After you figure out your full retirement age, you can get a ballpark idea of your monthly benefit. Currently, the average retirement benefit is about $1,328 per month (in January 2015), but benefits go much higher, depending on your earnings history and when you begin collecting.
It’s easy to get at least a rough estimate of your retirement benefits. Just use one of the SSA’s online calculators — the Social Security Quick Calculator or the Retirement Estimator. The Retirement Estimator is especially useful, because it also gives you projected amounts for retiring early at 62, waiting for the full retirement age, or delaying all the way until 70. (You also can get estimates customized to your personal situation by using AARP’s Social Security Benefits Calculator.)
If you use the SSA’s Retirement Estimator, you’ll see roughly how much Social Security you could get, especially if your earnings don’t skyrocket or crash between now and the time you retire. If you haven’t yet done so, you can use the Retirement Estimator as a starting point to think about how much money you can count on in retirement.Whether the Social Security numbers look small, large, or in between, remember that Social Security is meant to be just one part of your financial foundation.

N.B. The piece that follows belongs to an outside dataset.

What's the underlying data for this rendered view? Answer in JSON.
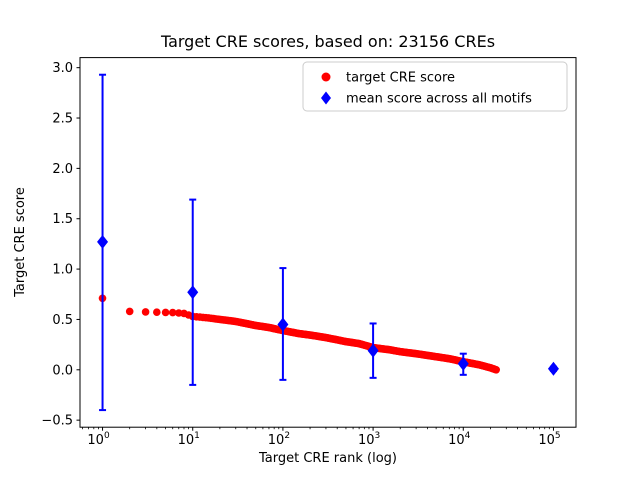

You stand to get much more money if you can delay collecting Social Security past your full retirement age. For example, if you were born between 1943 and 1954, your Social Security payment at 62 is 25percent lower than if you wait until 66 (your full retirement age). If you hold off to age 70 — four years past your full retirement age — the benefit balloons by 32 percent.These differences can add up to real money over the years — or decades. Consider the following example:
Elisa was born in 1953 and wants to know how she would be affected by choosing different dates to retire. She goes to the Retirement Estimator tool and quickly types in some basic information, including her name, Social Security number, state of birth, and mother’s maiden name. She also plugs in the $160,000 she earned last year. The Retirement Estimator lists the estimated payments she would get for retiring at three different ages.
If Elisa waits until her full retirement age of 66, she’ll get about $2,615 per month. If she waits until 70 to collect benefits, she’ll get about $3,512 per month. And if she wants to start as soon as possible, at 62, she’ll get a more modest $1,930 per month.
Elisa knows that longevity runs in her family, so she wants to find out how much she’ll collect from Social Security if she lives to 90. To get the answer, she calculates the number of months she would receive benefits in three different cases — starting at 62 (336 months), starting at 66 (288 months), and starting at 70 (240 months). Then she multiplies the number of months by the estimated benefit provided by the online tool.
If Elisa starts the benefit at 62 and lives to 90, she could end up with more than $648,000 over her lifetime, not even counting increases for inflation (336 months between 62 and 90, multiplied by the estimated benefit of $1,930 per month for benefits starting at 62). If she starts at 66, her lifetime collection would exceed $753,000. And if she starts the benefit at 70, she ends up with more than $842,880. The difference between starting benefits at 62 and at 70 comes to $194,400 for Elisa.
Your decision on when to begin retirement benefits makes a real difference in your monthly income. The numbers here are based on a retirement age of 66 and a monthly benefit of $1,000. They may differ based on your year of birth and other factors.
Waiting to take retirement benefits beyond your full retirement age could prove especially important for Baby Boomers and, right behind them on the age ladder, members of Generation X. For people born in 1943 or later, the retirement benefit expands at a rate of 8 percent per year (or 2⁄3 of 1 percent per month) for each year you delay claiming (up to age 70) after reaching full retirement age.
Year of Birth | Yearly Rate of Increase | Monthly Rate of Increase |
---|---|---|
1933–1934 | 5.5 percent | 11⁄24 of 1% |
1935–1936 | 6.0 percent | 1⁄2 of 1% |
1937–1938 | 6.5 percent | 13⁄24 of 1% |
1939–1940 | 7.0 percent | 7⁄12 of 1% |
1941–1942 | 7.5 percent | 5⁄8 of 1% |
1943 or later | 8.0 percent | 2⁄3 of 1% |
If you were born on January 1, refer to the previous year.